2.3. text_mixture_predict.py代码编写

# coding:utf-8

import torch
import numpy as np
import pickle as pkl
from importlib import import_module
from utils import build_iterator
import argparse

parser = argparse.ArgumentParser(description='Chinese Text Classification')
parser.add_argument('--model', type=str, required=True, help='choose a model: TextCNN, TextRNN, TextRCNN')
parser.add_argument('--embedding', default='pre_trained', type=str, help='random or pre_trained')
parser.add_argument('--word', default=False, type=bool, help='True for word, False for char')
args = parser.parse_args()


MAX_VOCAB_SIZE = 10000  # 词表长度限制
tokenizer = lambda x: [y for y in x]  # char-level
UNK, PAD = '<UNK>', '<PAD>'  # 未知字,padding符号


def load_dataset(content, vocab, pad_size=32):
    contents = []
    for line in content:
        lin = line.strip()
        if not lin:
            continue
        # content, label = lin.split('\t')
        words_line = []
        token = tokenizer(line)
        seq_len = len(token)
        if pad_size:
            if len(token) < pad_size:
                token.extend([PAD] * (pad_size - len(token)))
            else:
                token = token[:pad_size]
                seq_len = pad_size
        # word to id
        for word in token:
            words_line.append(vocab.get(word, vocab.get(UNK)))
        contents.append((words_line, int(0), seq_len))
    return contents  # [([...], 0), ([...], 1), ...]

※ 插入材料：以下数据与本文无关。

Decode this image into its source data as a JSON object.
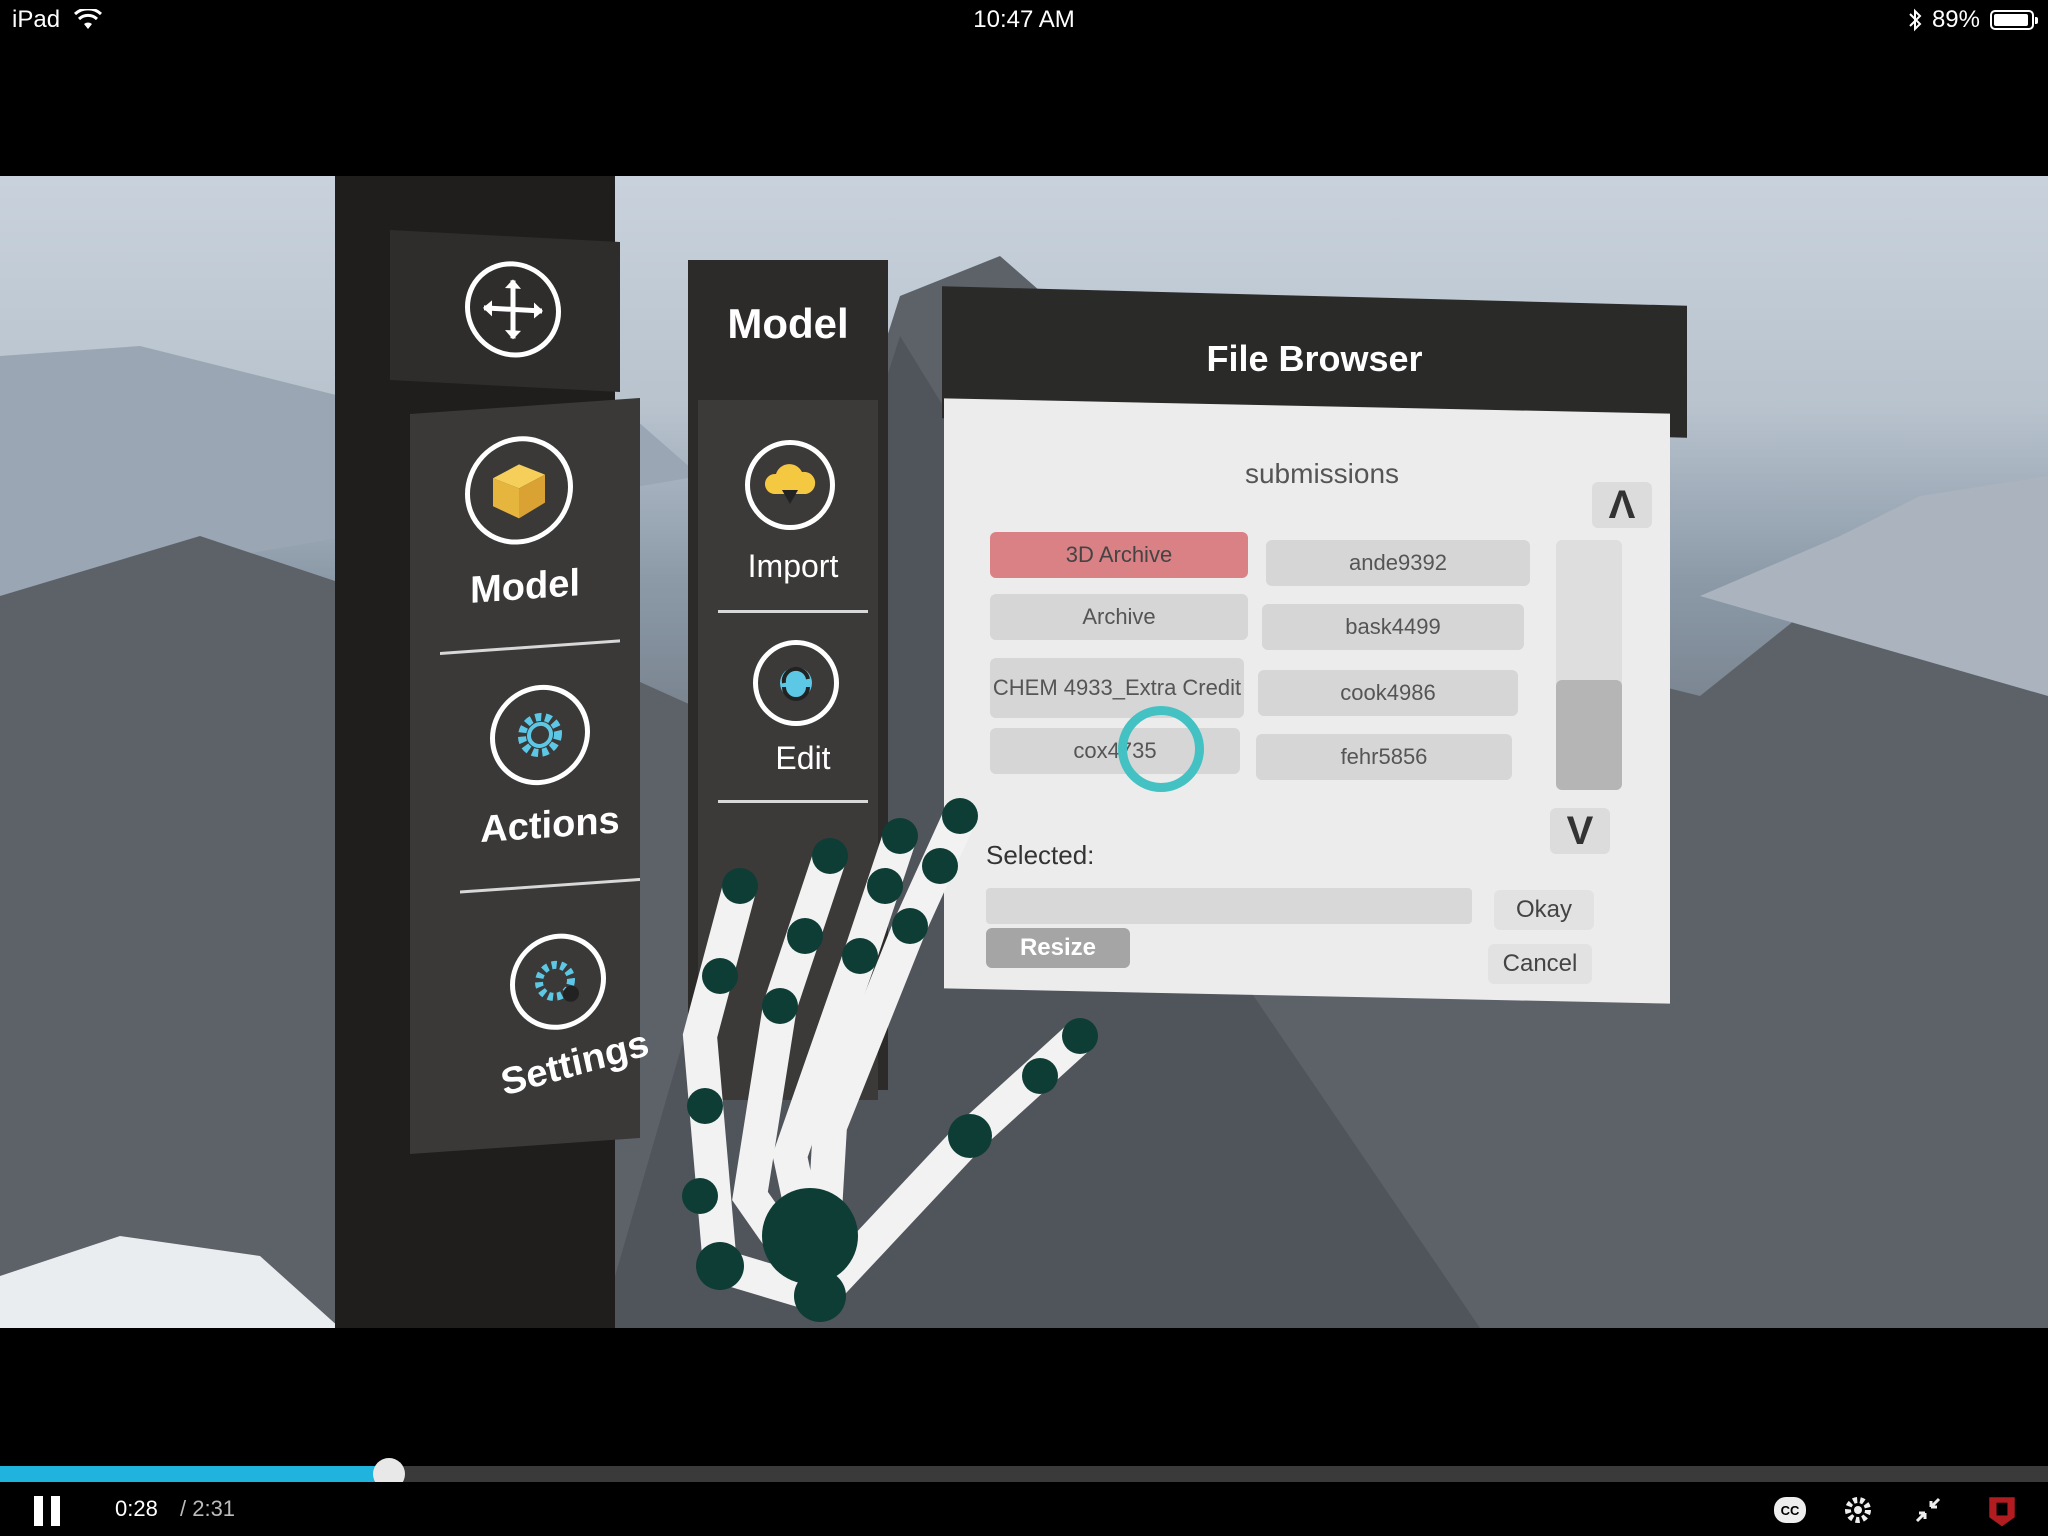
{
  "status_bar": {
    "device": "iPad",
    "time": "10:47 AM",
    "battery": "89%"
  },
  "main_menu": {
    "move_icon": "move-arrows-icon",
    "items": [
      {
        "label": "Model",
        "icon": "cube-icon"
      },
      {
        "label": "Actions",
        "icon": "gear-icon"
      },
      {
        "label": "Settings",
        "icon": "settings-gear-icon"
      }
    ]
  },
  "model_menu": {
    "title": "Model",
    "items": [
      {
        "label": "Import",
        "icon": "cloud-download-icon"
      },
      {
        "label": "Edit",
        "icon": "edit-rotate-icon"
      }
    ]
  },
  "file_browser": {
    "title": "File Browser",
    "folder": "submissions",
    "files": [
      {
        "label": "3D Archive",
        "selected": true
      },
      {
        "label": "ande9392",
        "selected": false
      },
      {
        "label": "Archive",
        "selected": false
      },
      {
        "label": "bask4499",
        "selected": false
      },
      {
        "label": "CHEM 4933_Extra Credit",
        "selected": false
      },
      {
        "label": "cook4986",
        "selected": false
      },
      {
        "label": "cox4735",
        "selected": false
      },
      {
        "label": "fehr5856",
        "selected": false
      }
    ],
    "scroll_up": "Λ",
    "scroll_down": "V",
    "selected_label": "Selected:",
    "selected_value": "",
    "okay": "Okay",
    "cancel": "Cancel",
    "resize": "Resize"
  },
  "player": {
    "current_time": "0:28",
    "total_time": "/ 2:31",
    "progress_fraction": 0.19,
    "accent_color": "#1fb3dd"
  }
}
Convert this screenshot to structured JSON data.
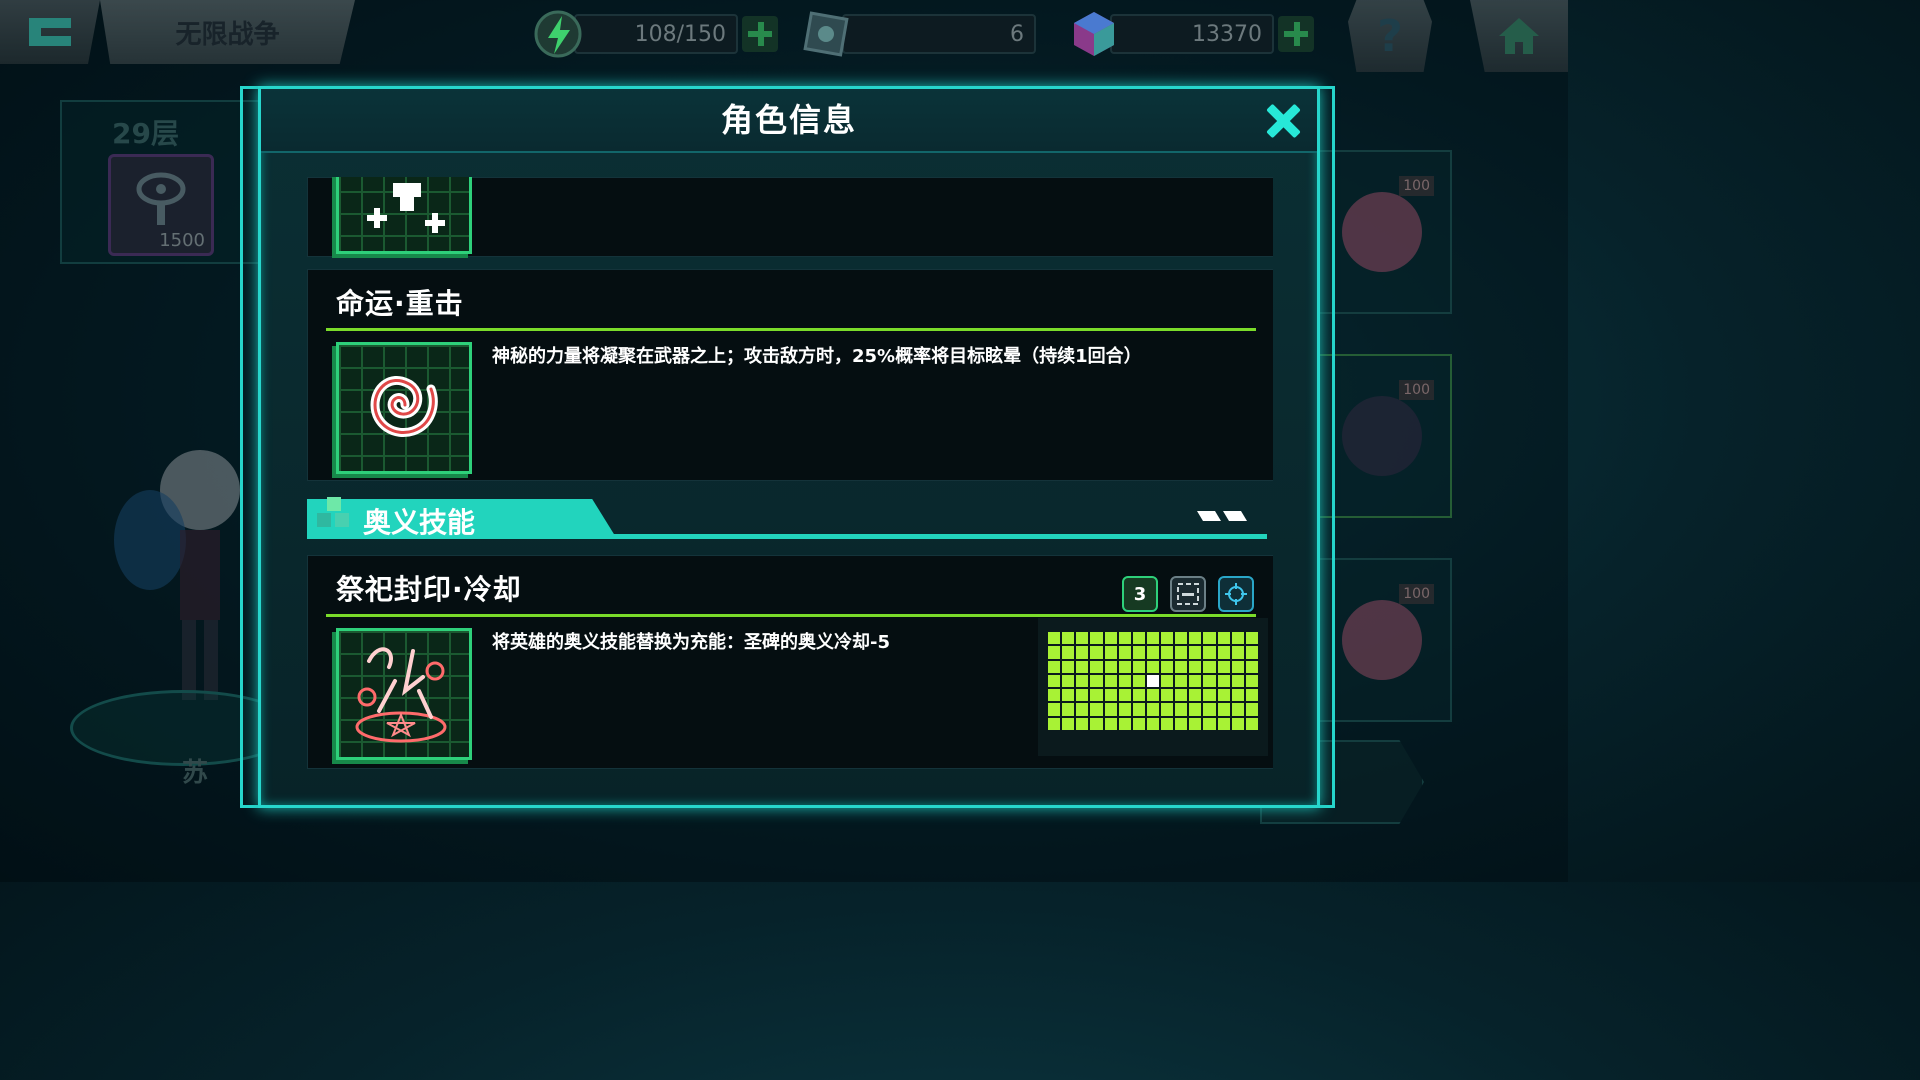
{
  "topbar": {
    "mode_title": "无限战争",
    "energy": "108/150",
    "ticket": "6",
    "gems": "13370",
    "help": "?"
  },
  "background": {
    "floor": "29层",
    "item_count": "1500",
    "hero_name": "苏",
    "levels": [
      "100",
      "100",
      "100"
    ]
  },
  "modal": {
    "title": "角色信息",
    "skills": [
      {
        "name": "命运·重击",
        "description": "神秘的力量将凝聚在武器之上；攻击敌方时，25%概率将目标眩晕（持续1回合）"
      }
    ],
    "section_title": "奥义技能",
    "ultimate": {
      "name": "祭祀封印·冷却",
      "description": "将英雄的奥义技能替换为充能：圣碑的奥义冷却-5",
      "badge_number": "3",
      "range_grid": {
        "cols": 15,
        "rows": 7,
        "center": [
          7,
          3
        ]
      }
    }
  },
  "colors": {
    "accent": "#27d6cc",
    "green_rule": "#7bdc2a",
    "grid": "#a8f235"
  }
}
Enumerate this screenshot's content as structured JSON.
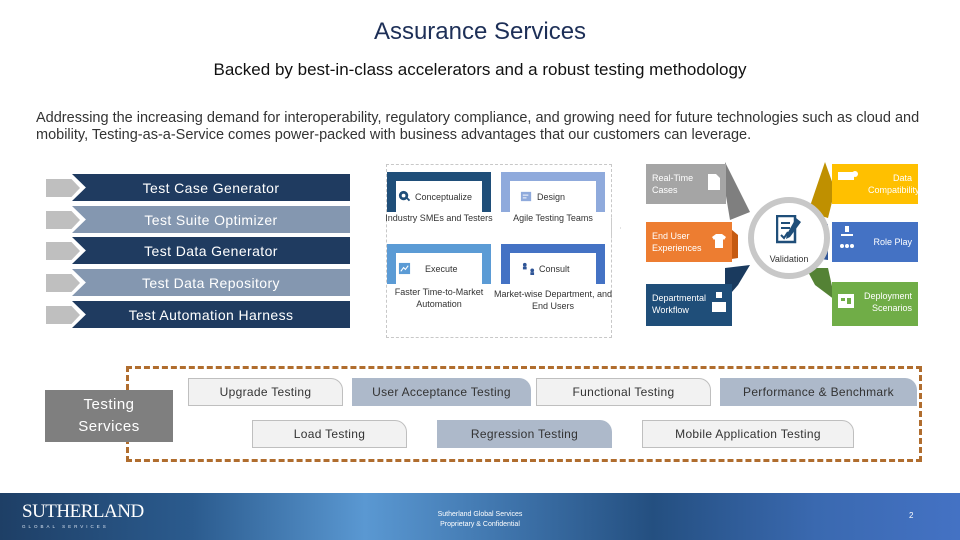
{
  "header": {
    "title": "Assurance Services",
    "subtitle": "Backed by best-in-class accelerators and a robust testing methodology",
    "intro": "Addressing the increasing demand for interoperability, regulatory compliance, and growing need for future technologies such as cloud and mobility, Testing-as-a-Service comes power-packed with business advantages that our customers can leverage."
  },
  "accelerators": [
    {
      "label": "Test Case Generator",
      "style": "dark"
    },
    {
      "label": "Test Suite Optimizer",
      "style": "light"
    },
    {
      "label": "Test Data Generator",
      "style": "dark"
    },
    {
      "label": "Test Data Repository",
      "style": "light"
    },
    {
      "label": "Test Automation Harness",
      "style": "dark"
    }
  ],
  "methodology": [
    {
      "phase": "Conceptualize",
      "description": "Industry SMEs and Testers",
      "icon": "gear-search-icon",
      "color": "#1f4e79"
    },
    {
      "phase": "Design",
      "description": "Agile Testing Teams",
      "icon": "document-pen-icon",
      "color": "#8faadc"
    },
    {
      "phase": "Execute",
      "description": "Faster Time-to-Market Automation",
      "icon": "chart-board-icon",
      "color": "#5b9bd5"
    },
    {
      "phase": "Consult",
      "description": "Market-wise Department, and End Users",
      "icon": "people-exchange-icon",
      "color": "#4472c4"
    }
  ],
  "validation": {
    "center_label": "Validation",
    "center_icon": "checklist-pen-icon",
    "spokes": [
      {
        "label": "Real-Time Cases",
        "icon": "document-icon",
        "color": "#a5a5a5"
      },
      {
        "label": "Data Compatibility",
        "icon": "puzzle-icon",
        "color": "#ffc000"
      },
      {
        "label": "End User Experiences",
        "icon": "shirt-icon",
        "color": "#ed7d31"
      },
      {
        "label": "Role Play",
        "icon": "hierarchy-icon",
        "color": "#4472c4"
      },
      {
        "label": "Departmental Workflow",
        "icon": "org-chart-icon",
        "color": "#1f4e79"
      },
      {
        "label": "Deployment Scenarios",
        "icon": "board-icon",
        "color": "#70ad47"
      }
    ]
  },
  "testing_services": {
    "label": "Testing Services",
    "row1": [
      {
        "label": "Upgrade Testing",
        "style": "light"
      },
      {
        "label": "User Acceptance Testing",
        "style": "dark"
      },
      {
        "label": "Functional Testing",
        "style": "light"
      },
      {
        "label": "Performance & Benchmark",
        "style": "dark"
      }
    ],
    "row2": [
      {
        "label": "Load Testing",
        "style": "light"
      },
      {
        "label": "Regression Testing",
        "style": "dark"
      },
      {
        "label": "Mobile Application Testing",
        "style": "light"
      }
    ]
  },
  "footer": {
    "logo": "SUTHERLAND",
    "logo_tagline": "GLOBAL SERVICES",
    "center_line1": "Sutherland Global Services",
    "center_line2": "Proprietary & Confidential",
    "page_number": "2"
  }
}
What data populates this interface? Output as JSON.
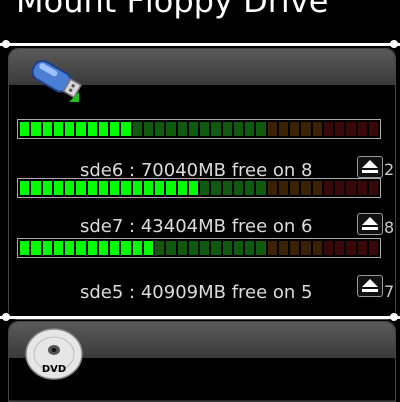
{
  "window": {
    "title": "Mount Floppy Drive"
  },
  "colors": {
    "accent": "#00ff00",
    "segment_green_dim": "#0f5a0f",
    "segment_orange_dim": "#3a2200",
    "segment_red_dim": "#3a0808"
  },
  "drives": [
    {
      "label": "sde6 : 70040MB free on 8",
      "edge_digit": "2",
      "usage_fraction": 0.3
    },
    {
      "label": "sde7 : 43404MB free on 6",
      "edge_digit": "8",
      "usage_fraction": 0.49
    },
    {
      "label": "sde5 : 40909MB free on 5",
      "edge_digit": "7",
      "usage_fraction": 0.36
    }
  ],
  "icons": {
    "usb": "usb-drive-icon",
    "dvd": "dvd-disc-icon",
    "eject": "eject-icon"
  },
  "dvd_label": "DVD"
}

def match_label(pred, config):
    label_list = config.class_list
    return label_list[pred]


def final_predict(config, model, data_iter):
    map_location = lambda storage, loc: storage
    model.load_state_dict(torch.load(config.save_path, map_location=map_location))
    model.eval()
    predict_all = np.array([])
    with torch.no_grad():
        for texts, _ in data_iter:
            outputs = model(texts)
            pred = torch.max(outputs.data, 1)[1].cpu().numpy()
            pred_label = [match_label(i, config) for i in pred]
            predict_all = np.append(predict_all, pred_label)
    return predict_all


def main(text):
    dataset = 'THUCNews'  # 数据集

    # 搜狗新闻:embedding_SougouNews.npz, 腾讯:embedding_Tencent.npz, 随机初始化:random
    embedding = 'embedding_SougouNews.npz'
    if args.embedding == 'random':
        embedding = 'random'
    model_name = args.model  # 'TextRCNN'  # TextCNN, TextRNN, FastText, TextRCNN, TextRNN_Att, DPCNN, Transformer

    x = import_module('models.' + model_name)
    config = x.Config(dataset, embedding)

    vocab = pkl.load(open(config.vocab_path, 'rb'))

    content = load_dataset(text, vocab, 64)
    predict = True

    predict_iter = build_iterator(content, config, predict)
    config.n_vocab = len(vocab)
    model = x.Model(config).to(config.device)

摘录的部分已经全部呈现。